The implication is that if circumstances placed the country at odds with the country of a presidents father the president may not be able to bring himself to wage war, if necessary, against a nation that he has a direct relationship with. How could a man expect to defend against or wage war with the country of his father?
Which brings us to the issue at hand how do we interpret the constitutional meaning of natural-born citizen? As the Constitution is the basis of our law and is law in and of itself we should look at the Constitution through statutory construction.
First; a review of the plain meaning of the text has probably been the greatest contention in determining the meaning as the term is not used in general language today, outside of this context, and obviously being overlooked by those in political power, so it is of little use.
Second; should the plain meaning not prevail then one must determine the original intentions of the person or people that wrote it.
Finally we must turn to any legal precedence that may aid us in our determination. In the case of Minor v. Happersett (1874) we find the following:
At common law, with the nomenclature of which the framers of the constitution were familiar, it was never doubted that all children born in a country, of parents who were its citizens, became themselves, upon their birth, citizens also. These were natives or natural-born citizens, as distinguished from aliens or foreigners
Some authorities go further, and include as citizens children born within the jurisdiction, without reference to the citizenship of their parents. As to this class there have been doubts, but never as to the first. For the purposes of this case, it is not necessary to solve these doubts. It is sufficient, for everything we have now to consider, that all children, born of citizen parents within the jurisdiction, are themselves citizens." (Emphasis added)
From the Federalist Papers:
House Report No. 784, dated June 22, 1874, stated, The United States have not recognized a double allegiance. By our law a citizen is bound to be true and faithful alone to our government. It wouldnt be practical for the United States to claim a child as a citizen when the childs natural country of origin equally claims him/her because doing so could leave the child with two competing legal obligations, e.g., military duty.
The primary author of the citizenship clause, Sen.
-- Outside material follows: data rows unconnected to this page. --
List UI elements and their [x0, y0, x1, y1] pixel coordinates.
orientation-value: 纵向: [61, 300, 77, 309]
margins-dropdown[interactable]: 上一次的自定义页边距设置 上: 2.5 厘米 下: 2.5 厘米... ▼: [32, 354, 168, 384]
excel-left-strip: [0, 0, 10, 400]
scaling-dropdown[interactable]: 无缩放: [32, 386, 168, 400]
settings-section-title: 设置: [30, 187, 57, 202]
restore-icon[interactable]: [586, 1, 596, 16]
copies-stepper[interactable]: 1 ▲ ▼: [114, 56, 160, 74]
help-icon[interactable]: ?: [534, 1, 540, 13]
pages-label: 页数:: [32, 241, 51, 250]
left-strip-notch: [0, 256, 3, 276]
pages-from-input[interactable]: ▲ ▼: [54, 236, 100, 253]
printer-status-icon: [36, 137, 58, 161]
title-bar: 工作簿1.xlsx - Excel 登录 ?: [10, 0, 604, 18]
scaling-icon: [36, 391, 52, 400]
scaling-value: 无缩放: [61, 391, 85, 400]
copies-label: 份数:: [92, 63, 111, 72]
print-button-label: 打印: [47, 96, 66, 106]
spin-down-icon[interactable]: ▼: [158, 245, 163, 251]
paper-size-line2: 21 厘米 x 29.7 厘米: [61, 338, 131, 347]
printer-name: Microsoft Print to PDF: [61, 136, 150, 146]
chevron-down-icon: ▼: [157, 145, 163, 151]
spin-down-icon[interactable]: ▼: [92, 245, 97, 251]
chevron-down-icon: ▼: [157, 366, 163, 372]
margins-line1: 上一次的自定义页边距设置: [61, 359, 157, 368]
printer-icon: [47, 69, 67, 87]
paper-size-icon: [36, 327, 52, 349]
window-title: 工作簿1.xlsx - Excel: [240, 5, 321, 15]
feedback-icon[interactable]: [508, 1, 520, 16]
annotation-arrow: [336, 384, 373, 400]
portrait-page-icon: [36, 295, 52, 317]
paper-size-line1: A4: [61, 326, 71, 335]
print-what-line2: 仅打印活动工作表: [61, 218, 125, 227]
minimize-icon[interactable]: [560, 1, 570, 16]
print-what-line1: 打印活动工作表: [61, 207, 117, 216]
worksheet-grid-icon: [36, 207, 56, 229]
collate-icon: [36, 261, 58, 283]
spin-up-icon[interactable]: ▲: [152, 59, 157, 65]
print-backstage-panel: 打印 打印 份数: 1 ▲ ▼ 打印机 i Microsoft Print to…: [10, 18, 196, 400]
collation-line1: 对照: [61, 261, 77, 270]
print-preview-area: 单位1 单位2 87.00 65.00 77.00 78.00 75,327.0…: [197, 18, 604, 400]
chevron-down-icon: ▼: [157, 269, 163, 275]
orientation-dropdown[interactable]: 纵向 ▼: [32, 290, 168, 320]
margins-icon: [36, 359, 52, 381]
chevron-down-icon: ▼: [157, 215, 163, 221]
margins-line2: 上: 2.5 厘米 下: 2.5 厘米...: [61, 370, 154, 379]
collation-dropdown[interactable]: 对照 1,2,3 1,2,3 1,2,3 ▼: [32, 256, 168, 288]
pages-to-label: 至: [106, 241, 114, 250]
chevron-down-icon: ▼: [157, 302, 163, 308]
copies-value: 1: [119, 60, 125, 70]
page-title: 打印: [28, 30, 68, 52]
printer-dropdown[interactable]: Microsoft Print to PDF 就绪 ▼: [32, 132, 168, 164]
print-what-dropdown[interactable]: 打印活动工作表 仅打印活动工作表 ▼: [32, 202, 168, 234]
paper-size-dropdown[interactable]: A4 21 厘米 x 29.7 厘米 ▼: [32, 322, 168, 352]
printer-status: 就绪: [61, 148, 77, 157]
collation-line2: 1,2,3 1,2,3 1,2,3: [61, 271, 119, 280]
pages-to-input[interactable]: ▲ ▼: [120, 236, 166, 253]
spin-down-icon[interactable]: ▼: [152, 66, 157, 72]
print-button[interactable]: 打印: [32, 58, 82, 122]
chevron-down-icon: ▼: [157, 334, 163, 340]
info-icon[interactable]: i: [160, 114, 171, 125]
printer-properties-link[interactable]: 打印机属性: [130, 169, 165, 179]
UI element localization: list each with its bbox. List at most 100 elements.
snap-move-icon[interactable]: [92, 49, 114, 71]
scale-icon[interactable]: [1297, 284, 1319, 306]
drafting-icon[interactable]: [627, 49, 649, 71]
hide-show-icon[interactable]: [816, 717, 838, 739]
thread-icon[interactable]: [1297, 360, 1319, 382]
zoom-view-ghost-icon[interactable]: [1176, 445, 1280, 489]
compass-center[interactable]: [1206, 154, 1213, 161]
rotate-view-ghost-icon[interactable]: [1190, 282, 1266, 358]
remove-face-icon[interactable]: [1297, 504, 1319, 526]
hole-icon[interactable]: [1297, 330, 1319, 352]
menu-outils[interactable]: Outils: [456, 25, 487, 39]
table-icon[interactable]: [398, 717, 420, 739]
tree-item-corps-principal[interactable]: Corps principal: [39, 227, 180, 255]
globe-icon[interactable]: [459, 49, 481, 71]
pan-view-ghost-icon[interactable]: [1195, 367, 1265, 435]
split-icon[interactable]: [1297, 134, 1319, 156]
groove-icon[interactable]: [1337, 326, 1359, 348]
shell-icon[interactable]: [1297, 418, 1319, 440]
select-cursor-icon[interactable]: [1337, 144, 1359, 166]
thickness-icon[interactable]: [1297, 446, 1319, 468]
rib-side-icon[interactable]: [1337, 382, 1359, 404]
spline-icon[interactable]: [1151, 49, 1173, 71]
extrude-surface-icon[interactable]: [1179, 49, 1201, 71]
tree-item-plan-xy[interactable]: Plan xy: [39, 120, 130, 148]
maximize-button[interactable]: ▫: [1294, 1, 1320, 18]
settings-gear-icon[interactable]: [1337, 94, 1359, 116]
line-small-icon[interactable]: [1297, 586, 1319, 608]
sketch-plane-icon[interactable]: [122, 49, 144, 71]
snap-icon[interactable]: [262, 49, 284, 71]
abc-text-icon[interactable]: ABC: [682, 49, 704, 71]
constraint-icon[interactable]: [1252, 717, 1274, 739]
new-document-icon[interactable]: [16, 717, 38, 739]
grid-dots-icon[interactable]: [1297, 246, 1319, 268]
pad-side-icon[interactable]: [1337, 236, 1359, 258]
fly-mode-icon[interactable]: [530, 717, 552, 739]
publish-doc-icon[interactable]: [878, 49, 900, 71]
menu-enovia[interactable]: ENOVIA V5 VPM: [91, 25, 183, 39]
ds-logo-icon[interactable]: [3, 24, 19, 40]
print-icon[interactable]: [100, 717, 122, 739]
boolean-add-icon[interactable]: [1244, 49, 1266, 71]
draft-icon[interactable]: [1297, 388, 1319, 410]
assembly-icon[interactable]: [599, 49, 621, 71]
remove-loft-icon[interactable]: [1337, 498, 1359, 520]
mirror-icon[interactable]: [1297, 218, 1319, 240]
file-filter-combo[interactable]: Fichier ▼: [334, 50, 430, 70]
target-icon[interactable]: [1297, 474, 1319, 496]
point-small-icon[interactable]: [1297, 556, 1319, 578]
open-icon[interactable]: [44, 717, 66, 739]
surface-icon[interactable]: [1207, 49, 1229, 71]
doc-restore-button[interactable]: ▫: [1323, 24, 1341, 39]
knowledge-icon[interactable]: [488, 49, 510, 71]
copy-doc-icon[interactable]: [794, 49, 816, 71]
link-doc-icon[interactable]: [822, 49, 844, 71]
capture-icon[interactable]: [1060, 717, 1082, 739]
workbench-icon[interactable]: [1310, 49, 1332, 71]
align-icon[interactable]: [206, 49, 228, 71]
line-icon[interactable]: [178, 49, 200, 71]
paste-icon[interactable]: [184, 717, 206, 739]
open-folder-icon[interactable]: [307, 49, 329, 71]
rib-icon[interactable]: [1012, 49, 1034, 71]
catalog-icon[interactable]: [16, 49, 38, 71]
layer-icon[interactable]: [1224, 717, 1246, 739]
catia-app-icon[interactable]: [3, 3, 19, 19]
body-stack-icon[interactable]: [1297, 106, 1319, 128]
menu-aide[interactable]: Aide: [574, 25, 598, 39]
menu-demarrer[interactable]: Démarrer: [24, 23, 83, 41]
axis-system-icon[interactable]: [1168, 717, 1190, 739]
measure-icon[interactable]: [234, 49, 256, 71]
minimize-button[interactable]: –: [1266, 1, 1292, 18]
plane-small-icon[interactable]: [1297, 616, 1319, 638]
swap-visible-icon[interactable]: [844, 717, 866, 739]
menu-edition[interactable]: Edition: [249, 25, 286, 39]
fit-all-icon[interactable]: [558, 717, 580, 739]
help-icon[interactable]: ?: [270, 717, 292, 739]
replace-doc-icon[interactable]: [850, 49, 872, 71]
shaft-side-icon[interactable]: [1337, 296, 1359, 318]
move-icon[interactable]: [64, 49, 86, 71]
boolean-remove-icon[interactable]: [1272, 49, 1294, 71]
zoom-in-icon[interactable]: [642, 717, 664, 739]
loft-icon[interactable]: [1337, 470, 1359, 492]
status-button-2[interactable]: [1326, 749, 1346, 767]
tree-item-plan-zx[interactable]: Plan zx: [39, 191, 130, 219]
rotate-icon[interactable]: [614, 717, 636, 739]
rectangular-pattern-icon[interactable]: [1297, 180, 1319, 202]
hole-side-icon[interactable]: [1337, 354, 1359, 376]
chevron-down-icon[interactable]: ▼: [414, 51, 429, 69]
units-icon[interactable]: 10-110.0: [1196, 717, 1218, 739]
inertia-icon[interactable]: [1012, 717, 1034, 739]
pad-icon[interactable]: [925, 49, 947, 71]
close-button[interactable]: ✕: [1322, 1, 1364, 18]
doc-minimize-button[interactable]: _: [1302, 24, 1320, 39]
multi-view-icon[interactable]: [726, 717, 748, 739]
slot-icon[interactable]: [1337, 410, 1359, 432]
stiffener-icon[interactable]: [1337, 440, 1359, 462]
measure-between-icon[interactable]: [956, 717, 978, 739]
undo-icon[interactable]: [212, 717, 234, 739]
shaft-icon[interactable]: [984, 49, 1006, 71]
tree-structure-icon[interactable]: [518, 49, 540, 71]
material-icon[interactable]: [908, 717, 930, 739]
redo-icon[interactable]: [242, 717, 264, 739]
Jacob M. Howard, said the word jurisdiction, as here employed, ought to be construed so as to imply a full and complete jurisdiction on the part of the United States, coextensive in all respects with the constitutional power of the United States, whether exercised by Congress, by the executive, or by the judicial department; that is to say, the same jurisdiction in extent and quality as applies to every citizen of the United States now.
This remark by Howard puts his earlier citizenship clause remark into proper context:THIS WILL NOT, OF COURSE, INCLUDE PERSONS BORN IN THE UNITED STATES WHO ARE FOREIGNERS, ALIENS, WHO BELONG TO THE FAMILIES OF AMBASSADORS OR FOREIGN MINISTERS ACCREDITED TO THE GOVERNMENT OF THE UNITED STATES, BUT WILL INCLUDE EVERY OTHER CLASS OF PERSONS.
United States Attorney General, George Williams, whom was a U.S. Senator aligned with Radical Republicans during the drafting of the Fourteenth Amendment in 1866, ruled in 1873 the word jurisdiction under the Fourteenth Amendment must be understood to mean absolute and complete jurisdiction, such as the United States had over its citizens before the adoption of this amendment. He added, Political and military rights and duties do not pertain to anyone else.
Essentially then, subject to the jurisdiction thereof means the same jurisdiction the United States exercises over its own citizens, i.e., only citizens of the United States come within its operation since citizens of the United States do not owe allegiance to some other nation at the same time they do the United States. This makes arguing the physical presence of being subject to laws silly because being subject to another countries laws while visiting makes no change to an aliens allegiance to their native country.
Wow. You sure know how to set your font big. But that doen’t make your point more accurate meaningful.
Is Marco Rubio a foreigner? A citizen of Cuba?
Oh, I know... you wonder what sort of person could be a foreigner born in the United States if being born in the United States makes you a natural-born citizen, don’t you? That would be one who was born in the United States of foreign parents who were not immigrants, but were under the law of the nation from which they came. Not illegal immigrants, but non-immigrants. For instance, John McCain is not a Panamanian.